For a while, I wasn’t sure whether to include this last part of the story. After all, I really believe so strongly in the potential of this approach to help people with chronic pain, and I hate to end this series on any kind of a negative note.
But it’s important to remember that nothing is a silver bullet; that just because one thing might fix 95% of our problems, it won’t necessarily fix that last 5%.
For this approach to truly help a patient, it has to be implemented in a setting that allows for the type of injuries that won’t go away just by fixing a revved-up nervous system.
The therapist should be looking for two kinds of pain: the pain caused by a revved-up nervous system when nothing is physically wrong, and the kind of pain caused by particular biomechanical issue that needs to be treated. In fact, it’s pretty likely that both will exist in any chronic pain patient, since chronic pain usually develops after a person has been through some sort of extreme injury or medical event.
You might have noticed from my other posts that I harbor a lot of anger and resentment towards the medical professionals whose judgmental attitudes and lack of compassion cost me months, if not years, of normal life when I was younger.
But to be honest, I don’t really blame Tim. He was doing the best he could in an extremely limited setting. He was attempting to implement an approach that he didn’t have a ton of experience with, and that most pain management specialists in this country still even haven’t heard of. And he was going up to bat against both a billing department and an insurance company who didn’t have any idea what he was doing.
I mean yes, technically, he shouldn’t have told me to ignore the orders of my orthopedist. But I know from my own experience as a patient that physical therapists often fill in the gaps left by a physician who was rushing, or who didn’t really care.
And I also know from my own experience working at the mental health agency that everything is different when you’re actually on the job. It’s easy to have the right answers when you’re a student; when you have time to sit and think and put the pencil to the paper and write the right thing.

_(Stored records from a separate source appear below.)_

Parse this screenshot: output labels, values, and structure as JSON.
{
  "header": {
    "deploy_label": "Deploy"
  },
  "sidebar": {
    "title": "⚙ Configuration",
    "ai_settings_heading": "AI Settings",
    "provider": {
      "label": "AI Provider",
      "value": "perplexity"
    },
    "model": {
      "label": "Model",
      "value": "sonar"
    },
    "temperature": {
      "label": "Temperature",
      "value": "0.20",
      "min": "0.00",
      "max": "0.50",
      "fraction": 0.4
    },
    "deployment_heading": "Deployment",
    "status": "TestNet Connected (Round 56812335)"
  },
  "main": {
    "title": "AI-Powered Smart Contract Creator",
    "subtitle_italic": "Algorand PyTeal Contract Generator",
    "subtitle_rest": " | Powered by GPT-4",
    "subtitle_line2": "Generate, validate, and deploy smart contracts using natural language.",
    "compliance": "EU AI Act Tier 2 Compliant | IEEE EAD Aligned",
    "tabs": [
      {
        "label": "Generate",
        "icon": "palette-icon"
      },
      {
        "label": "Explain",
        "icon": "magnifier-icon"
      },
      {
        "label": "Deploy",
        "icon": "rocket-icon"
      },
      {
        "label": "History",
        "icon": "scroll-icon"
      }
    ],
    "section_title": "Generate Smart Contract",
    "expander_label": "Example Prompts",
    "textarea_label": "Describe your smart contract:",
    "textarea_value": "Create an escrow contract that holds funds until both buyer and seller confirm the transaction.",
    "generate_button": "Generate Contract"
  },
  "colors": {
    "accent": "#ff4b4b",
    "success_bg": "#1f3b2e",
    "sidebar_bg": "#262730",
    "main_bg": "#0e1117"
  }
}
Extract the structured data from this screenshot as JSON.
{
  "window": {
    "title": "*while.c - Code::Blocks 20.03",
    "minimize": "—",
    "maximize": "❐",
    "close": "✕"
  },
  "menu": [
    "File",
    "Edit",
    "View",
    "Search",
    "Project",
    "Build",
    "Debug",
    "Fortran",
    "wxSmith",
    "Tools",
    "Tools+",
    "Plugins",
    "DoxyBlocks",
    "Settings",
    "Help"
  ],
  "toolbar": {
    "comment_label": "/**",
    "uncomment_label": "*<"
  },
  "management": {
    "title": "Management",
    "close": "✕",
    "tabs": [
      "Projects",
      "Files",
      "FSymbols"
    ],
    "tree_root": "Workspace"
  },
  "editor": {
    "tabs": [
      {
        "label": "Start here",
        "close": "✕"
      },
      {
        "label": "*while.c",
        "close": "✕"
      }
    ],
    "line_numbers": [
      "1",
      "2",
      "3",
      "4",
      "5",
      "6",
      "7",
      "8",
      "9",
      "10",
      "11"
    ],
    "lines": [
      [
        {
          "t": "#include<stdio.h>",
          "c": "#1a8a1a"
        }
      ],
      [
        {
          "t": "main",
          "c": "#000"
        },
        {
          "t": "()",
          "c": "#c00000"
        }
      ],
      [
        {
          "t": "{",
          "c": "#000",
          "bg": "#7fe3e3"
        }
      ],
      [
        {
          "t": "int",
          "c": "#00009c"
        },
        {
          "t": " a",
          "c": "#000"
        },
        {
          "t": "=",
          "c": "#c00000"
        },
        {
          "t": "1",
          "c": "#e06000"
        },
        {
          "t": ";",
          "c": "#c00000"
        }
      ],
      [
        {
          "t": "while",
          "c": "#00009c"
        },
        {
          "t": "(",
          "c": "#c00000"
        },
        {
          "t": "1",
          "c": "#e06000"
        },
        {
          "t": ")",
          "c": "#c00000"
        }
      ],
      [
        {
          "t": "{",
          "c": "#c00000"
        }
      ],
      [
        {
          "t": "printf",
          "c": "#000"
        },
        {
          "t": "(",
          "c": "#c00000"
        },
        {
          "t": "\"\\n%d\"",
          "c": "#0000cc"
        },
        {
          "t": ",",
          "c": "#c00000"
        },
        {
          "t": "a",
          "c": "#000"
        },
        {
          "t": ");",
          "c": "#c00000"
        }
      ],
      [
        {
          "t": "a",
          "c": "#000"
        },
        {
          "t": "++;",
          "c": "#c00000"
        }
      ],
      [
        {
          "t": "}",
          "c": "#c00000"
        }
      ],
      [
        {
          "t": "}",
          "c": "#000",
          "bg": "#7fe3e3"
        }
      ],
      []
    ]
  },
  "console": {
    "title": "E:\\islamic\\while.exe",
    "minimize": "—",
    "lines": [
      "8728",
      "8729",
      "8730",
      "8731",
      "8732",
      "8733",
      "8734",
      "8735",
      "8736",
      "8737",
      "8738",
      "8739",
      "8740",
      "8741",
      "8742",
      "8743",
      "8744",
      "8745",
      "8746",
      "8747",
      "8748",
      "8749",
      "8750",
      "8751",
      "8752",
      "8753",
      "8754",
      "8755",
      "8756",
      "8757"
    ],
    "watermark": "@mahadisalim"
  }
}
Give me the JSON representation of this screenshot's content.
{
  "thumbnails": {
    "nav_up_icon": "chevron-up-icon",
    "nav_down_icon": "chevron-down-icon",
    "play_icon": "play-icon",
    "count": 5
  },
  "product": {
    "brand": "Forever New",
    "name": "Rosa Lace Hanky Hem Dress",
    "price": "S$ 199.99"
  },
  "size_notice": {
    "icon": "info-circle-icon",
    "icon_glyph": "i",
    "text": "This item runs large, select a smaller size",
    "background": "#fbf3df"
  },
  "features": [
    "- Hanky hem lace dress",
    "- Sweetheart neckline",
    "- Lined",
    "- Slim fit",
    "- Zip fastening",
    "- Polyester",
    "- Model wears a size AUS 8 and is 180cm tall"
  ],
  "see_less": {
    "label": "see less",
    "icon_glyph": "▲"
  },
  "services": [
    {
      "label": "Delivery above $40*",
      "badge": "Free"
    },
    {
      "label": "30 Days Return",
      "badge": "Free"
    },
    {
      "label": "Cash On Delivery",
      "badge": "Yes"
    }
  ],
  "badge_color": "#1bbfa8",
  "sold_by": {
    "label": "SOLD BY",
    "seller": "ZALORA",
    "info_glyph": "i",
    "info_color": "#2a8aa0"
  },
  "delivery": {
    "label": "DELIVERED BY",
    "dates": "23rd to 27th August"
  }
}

It’s a whole different story when you’re actually in the field; when patients and coworkers and bosses are all asking something different from you. When you have too much to do and not enough time to do it in; when you’re trying to help a patient as much as you can before her insurance company cuts her off.
The reason I decided to include this part of the story is that this approach to physical therapy has the potential to help people even more than I was helped. I am so incredibly grateful for the help I received, and I don’t mean for this to be a negative thing.
Instead, I am excited. What would happen in a setting where the physical therapist had all the time in the world and didn’t have to rush? If he knew he wasn’t the only one who knew about this approach to pain management, and didn’t have to feel like he was going out on a limb or deceiving the insurance company by explaining pain concepts to a knee patient?
Of course, I don’t mean to make it sound like there aren’t already great physical therapists out there who are already doing all of these things. I know from all of the reading I do online that they’re out there; I just haven’t been their patient.
I’m just excited about all of the potential there is to build on what I learned in my experience, which–even with its limitations–changed my life.